A 46-year-old accountant whose gambling addiction spiralled out of control has been jailed for three years after he stole nearly £500,000 from a Halifax-based motor group.
Tadcaster man Andrew Bell abused his position as financial controller with Dews Motor Group Limited to transfer the huge sum into his own bank accounts over a number of years and his criminal actions only came to light while he was away from work on holiday.
Prosecutor Joanne Shepherd told Bradford Crown Court today (Thursday) that Bell, of Lakeside Approach, Barkston Ash, was a qualified accountant who began working for the family-run business in 2010.
She said Bell, who had no previous convictions, had control over the company’s online banking and was involved in the settlement of outstanding finance agreements.
In March this year the firm’s managing director received two calls relating to finance agreements which had not been settled and when he checked the banking records he discovered that the money had been paid into Bell’s NatWest account.
Inquiries revealed that between August 2014 and February this year more than £100,000 had been paid into the same NatWest account and the police were alerted.
Miss Shepherd said Bell was asked for an explanation when he returned to work after his holiday and he simply put his head in his hands and said: ”I’ve nothing to say.”
Bell was dismissed from his position and further inquiries revealed that he was the sole director of a company whose bank account had also received sums of money from Dews since March 2011.
Following his arrest in March Bell told police that he had started transferring money into his failing business and he had used stolen cash to fund his online gambling problem.

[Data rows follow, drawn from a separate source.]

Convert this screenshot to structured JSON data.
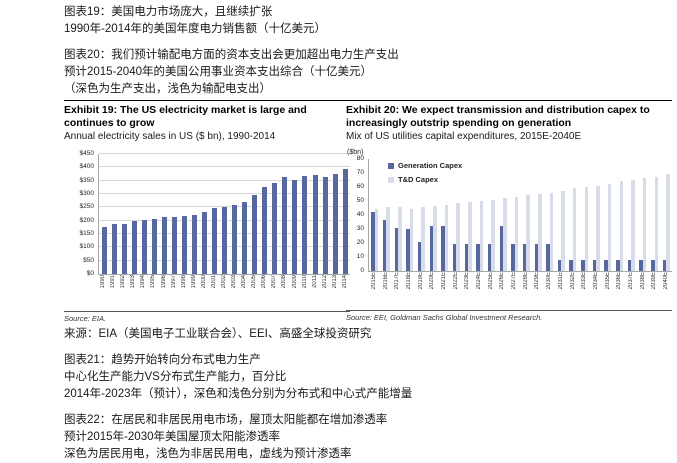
{
  "top_notes": [
    "图表19：美国电力市场庞大，且继续扩张",
    "1990年-2014年的美国年度电力销售额（十亿美元）",
    "图表20：我们预计输配电方面的资本支出会更加超出电力生产支出",
    "预计2015-2040年的美国公用事业资本支出综合（十亿美元）",
    "（深色为生产支出，浅色为输配电支出）"
  ],
  "exhibit19": {
    "title": "Exhibit 19: The US electricity market is large and continues to grow",
    "subtitle": "Annual electricity sales in US ($ bn), 1990-2014",
    "source": "Source: EIA."
  },
  "exhibit20": {
    "title": "Exhibit 20: We expect transmission and distribution capex to increasingly outstrip spending on generation",
    "subtitle": "Mix of US utilities capital expenditures, 2015E-2040E",
    "unit_label": "($bn)",
    "legend": [
      {
        "label": "Generation Capex",
        "color": "#56689E"
      },
      {
        "label": "T&D Capex",
        "color": "#D8DCEA"
      }
    ],
    "source": "Source: EEI, Goldman Sachs Global Investment Research."
  },
  "bottom_notes": [
    "来源：EIA（美国电子工业联合会）、EEI、高盛全球投资研究",
    "图表21：趋势开始转向分布式电力生产",
    "中心化生产能力VS分布式生产能力，百分比",
    "2014年-2023年（预计），深色和浅色分别为分布式和中心式产能增量",
    "图表22：在居民和非居民用电市场，屋顶太阳能都在增加渗透率",
    "预计2015年-2030年美国屋顶太阳能渗透率",
    "深色为居民用电，浅色为非居民用电，虚线为预计渗透率"
  ],
  "colors": {
    "bar_dark": "#56689E",
    "bar_light": "#D8DCEA",
    "gridline": "#D8D8D8",
    "axis": "#A6A6A6"
  },
  "chart_data": [
    {
      "type": "bar",
      "title": "Exhibit 19: The US electricity market is large and continues to grow",
      "subtitle": "Annual electricity sales in US ($ bn), 1990-2014",
      "categories": [
        "1990",
        "1991",
        "1992",
        "1993",
        "1994",
        "1995",
        "1996",
        "1997",
        "1998",
        "1999",
        "2000",
        "2001",
        "2002",
        "2003",
        "2004",
        "2005",
        "2006",
        "2007",
        "2008",
        "2009",
        "2010",
        "2011",
        "2012",
        "2013",
        "2014"
      ],
      "values": [
        178,
        186,
        188,
        198,
        202,
        208,
        213,
        215,
        218,
        220,
        233,
        248,
        250,
        260,
        270,
        298,
        326,
        343,
        363,
        353,
        368,
        371,
        364,
        374,
        392
      ],
      "xlabel": "",
      "ylabel": "$ bn",
      "yprefix": "$",
      "ylim": [
        0,
        450
      ],
      "ystep": 50,
      "grid": true,
      "legend_position": "none"
    },
    {
      "type": "bar",
      "title": "Exhibit 20: We expect transmission and distribution capex to increasingly outstrip spending on generation",
      "subtitle": "Mix of US utilities capital expenditures, 2015E-2040E",
      "categories": [
        "2015E",
        "2016E",
        "2017E",
        "2018E",
        "2019E",
        "2020E",
        "2021E",
        "2022E",
        "2023E",
        "2024E",
        "2025E",
        "2026E",
        "2027E",
        "2028E",
        "2029E",
        "2030E",
        "2031E",
        "2032E",
        "2033E",
        "2034E",
        "2035E",
        "2036E",
        "2037E",
        "2038E",
        "2039E",
        "2040E"
      ],
      "series": [
        {
          "name": "Generation Capex",
          "values": [
            42,
            36.5,
            30.5,
            30,
            20.5,
            32,
            32,
            19,
            19,
            19,
            19,
            32,
            19,
            19,
            19,
            19,
            8,
            8,
            8,
            8,
            8,
            8,
            8,
            8,
            8,
            8
          ]
        },
        {
          "name": "T&D Capex",
          "values": [
            44,
            45.5,
            46,
            44.5,
            45.5,
            46.5,
            47.5,
            48.5,
            49,
            50,
            51,
            52,
            53,
            54,
            55,
            56,
            57.5,
            59,
            60,
            61,
            62.5,
            64,
            65,
            66.5,
            67.5,
            69
          ]
        }
      ],
      "xlabel": "",
      "ylabel": "($bn)",
      "ylim": [
        0,
        80
      ],
      "ystep": 10,
      "grid": false,
      "legend_position": "top-left"
    }
  ]
}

Bell, who now faces a further court hearing in December under the Proceeds of Crime Act, pleaded guilty to a charge of fraud which covered the period between March 2011 and February 2015 and related to a total sum of £499,563.48.
Miss Shepherd said there had also been an element of “covering his tracks” by Bell.
Barrister Mark Watterson, for Bell, confirmed that the root cause of his client’s offending had been his gambling problem.
Mr Watterson said Bell’s addiction had “spiralled out of control” and after it had caused his business to falter it then led to him committing the fraud on his employers.
Mr Watterson urged Judge Colin Burn to give his client full credit for his early guilty plea to the fraud at a hearing before the magistrates and to take account of the impact that a custodial sentence would have on Bell and his family.
“The amounts involved are such that it is impossible for me to deal with you in any way other than a custodial sentence,” Judge Burn told smartly-dressed Bell.
The judge said he accepted that Bell’s gambling habit had led to his own undertaking failing before he started stealing from his employers in a state of “financial panic”.
“Obviously there will be proceedings under the Proceeds of Crime Act in which the authorities will be seeking to scrape back, by way of compensation for Dews, some of the money you have taken from them,” noted the judge.
In a statement released after the hearing Detective Constable Ash Nuttall of the Calderdale Proceeds of Crime Act (POCA) Team said:”Bell had been subject of an investigation by the Calderdale District POCA team to uncover the scale by which he had been able to enrich himself through criminal activity.
“As well as Andrew Bell spending time in prison we will seek to recoup the money stolen which will be returned to Dews Motor Group.
“This sentence and subsequent confiscation should send a strong message that we remain determined to ensure crime doesn’t pay and we will do everything in our power to track down and arrest those who are benefitting from crime and seize any assets.”